言夏红脸跺脚。

    阮烟笑得都快躺下了,“好,本宫不问了,看来你们两个都很满意,那本宫可就放心了。”

    言夏、言秋脸越发红了。

    两人的婚事就这么定了,阮烟抱着送佛送到西的想法,托了娘家人当了媒人。

    两边人都十分满意,婚事也都各自定下来,言夏的婚事在明年正月,言秋在明年三月。

    这件事一解决,阮烟就了了一件心事。

    转眼间,不知不觉却是到了五月。

    五月初,双胞胎终于有了大名。

    大哭包起名为哈宜瑚,小哭包叫和卓。

    两个名字都是夸好看,而两个小格格也都的确不辜负她们的名字,越长越好看。

    五月份也发生了一件大事。

    蒙古的情况果真如同康熙所料。

    喀尔喀三部根本打不过狼子野心,谋划许久的噶尔丹,被打得抱头鼠窜。

    “察珲多尔济到现在写给朝廷的奏折还硬气着。”

    康熙冷笑一声,“朕就看他能撑多久。”

    这个察珲多尔济,阮烟隐约知道身份,好像是喀尔喀三部的土谢图汗部的可汗,相当于藩王了。

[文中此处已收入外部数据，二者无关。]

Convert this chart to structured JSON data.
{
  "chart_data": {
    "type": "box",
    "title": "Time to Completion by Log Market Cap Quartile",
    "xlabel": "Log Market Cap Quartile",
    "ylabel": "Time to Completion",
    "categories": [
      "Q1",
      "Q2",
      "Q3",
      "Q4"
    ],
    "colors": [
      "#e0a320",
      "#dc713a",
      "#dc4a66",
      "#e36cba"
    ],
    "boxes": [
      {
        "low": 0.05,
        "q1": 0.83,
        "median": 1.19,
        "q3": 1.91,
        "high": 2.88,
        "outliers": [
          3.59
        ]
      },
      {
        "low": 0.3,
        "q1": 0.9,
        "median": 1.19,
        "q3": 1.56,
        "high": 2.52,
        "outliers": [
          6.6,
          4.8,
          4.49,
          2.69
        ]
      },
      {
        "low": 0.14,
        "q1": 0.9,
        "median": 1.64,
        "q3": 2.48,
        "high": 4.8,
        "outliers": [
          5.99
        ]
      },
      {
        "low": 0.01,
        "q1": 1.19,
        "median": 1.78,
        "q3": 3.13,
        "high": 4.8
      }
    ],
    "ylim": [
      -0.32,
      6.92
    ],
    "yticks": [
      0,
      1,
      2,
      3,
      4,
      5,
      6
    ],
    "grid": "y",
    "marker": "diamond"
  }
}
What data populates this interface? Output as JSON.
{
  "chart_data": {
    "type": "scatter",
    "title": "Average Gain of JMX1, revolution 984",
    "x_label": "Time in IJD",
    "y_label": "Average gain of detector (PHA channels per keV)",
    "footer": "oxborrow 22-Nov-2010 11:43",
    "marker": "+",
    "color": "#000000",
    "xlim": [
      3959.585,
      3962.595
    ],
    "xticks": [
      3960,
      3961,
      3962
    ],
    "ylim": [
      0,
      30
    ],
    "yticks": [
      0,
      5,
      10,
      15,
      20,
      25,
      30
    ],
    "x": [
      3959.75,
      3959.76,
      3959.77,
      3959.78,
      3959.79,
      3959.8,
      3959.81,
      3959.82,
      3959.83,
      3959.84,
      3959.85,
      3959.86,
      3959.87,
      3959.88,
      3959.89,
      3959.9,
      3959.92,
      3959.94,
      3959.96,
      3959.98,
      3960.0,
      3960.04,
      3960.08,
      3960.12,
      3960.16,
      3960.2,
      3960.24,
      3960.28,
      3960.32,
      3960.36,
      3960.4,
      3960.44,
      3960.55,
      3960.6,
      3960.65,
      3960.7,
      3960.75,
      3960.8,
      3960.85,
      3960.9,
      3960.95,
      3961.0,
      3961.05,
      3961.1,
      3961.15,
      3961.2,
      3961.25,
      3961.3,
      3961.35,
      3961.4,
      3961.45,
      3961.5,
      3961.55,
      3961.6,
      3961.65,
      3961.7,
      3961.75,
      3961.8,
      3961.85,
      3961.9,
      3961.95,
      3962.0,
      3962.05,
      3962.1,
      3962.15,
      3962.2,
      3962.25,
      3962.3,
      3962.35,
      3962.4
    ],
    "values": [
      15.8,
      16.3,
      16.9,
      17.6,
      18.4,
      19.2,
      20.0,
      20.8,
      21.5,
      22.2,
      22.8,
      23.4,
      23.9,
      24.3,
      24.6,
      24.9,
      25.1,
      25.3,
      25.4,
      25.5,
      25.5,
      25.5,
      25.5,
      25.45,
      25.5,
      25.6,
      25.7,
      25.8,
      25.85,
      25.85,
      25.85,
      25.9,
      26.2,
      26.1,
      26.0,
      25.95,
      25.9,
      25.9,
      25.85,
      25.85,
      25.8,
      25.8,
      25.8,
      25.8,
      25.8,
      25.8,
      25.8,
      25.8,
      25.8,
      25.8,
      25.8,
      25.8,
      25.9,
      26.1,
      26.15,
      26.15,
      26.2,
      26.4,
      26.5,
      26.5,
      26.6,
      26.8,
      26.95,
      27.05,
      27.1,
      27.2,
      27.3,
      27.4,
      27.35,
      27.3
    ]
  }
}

    阮烟疑惑不已地问道:“那万岁爷您要等什么时候才出手?”

    “不着急。”康熙如同稳坐钓鱼台一般,他抖了抖手上的钓鱼竿,将一条被钓起的鱼放到木桶里,道:“朕要等他们跪下来求朕,求大清帮忙,到那时候,他们才知道,谁是主,谁是奴。”

    阮烟很给面子地鼓了鼓掌。

    不明觉厉。

    她看了下木桶,道:“万岁爷,再多钓两条鱼吧,回头一条鱼清蒸,一条鱼红烧。”

    这御花园的鱼,她早就馋了许久了。

    一条条鱼又肥又胖,不吃实在可惜。

    康熙无奈地看了阮烟一眼,“这是锦鲤。”

    阮烟犹豫片刻,“那咱们吃一条试试。”

    康熙:“……”

    他沉默片刻后,还是留了一条。

    梁九功已经没眼看了。

    您就惯着吧。

    事实证明。

    御花园的鱼的确肥,御膳房拿这条鱼一半清蒸,一半红烧。

    那肉汁软嫩得叫阮烟后悔让其他的鱼给跑了。

    要不,回头让人去钓几条?

    阮烟蠢蠢欲动。

    康熙忍不住看了她一眼。

    阮烟仿佛有所察觉,仰起脸,露出一个温柔乖巧的笑容。

    康熙唇角抽搐。

    用罢晚膳,康熙批着奏折。

    他不知在看什么奏折,阮烟没打扰他,自己在旁边默默抄着宫规以备不时之需。

    烛火照应。

    书房内寂静无声,气氛十分温馨。

    康熙抬起头时,瞧见阮烟低头认真写字的模样,唇角不自觉勾起。

    等走到阮烟身旁,瞧见她写的内容时,笑容自动消失。

    “咳咳咳。”

    康熙抵着嘴唇咳嗽数声。

    阮烟动作一顿,抬起头露出一个笑脸,“万岁爷,您不看奏折了?”

    “看久了起来走动罢了。”康熙拿起阮烟抄的宫规,眉头一挑,“你这写的是什么?”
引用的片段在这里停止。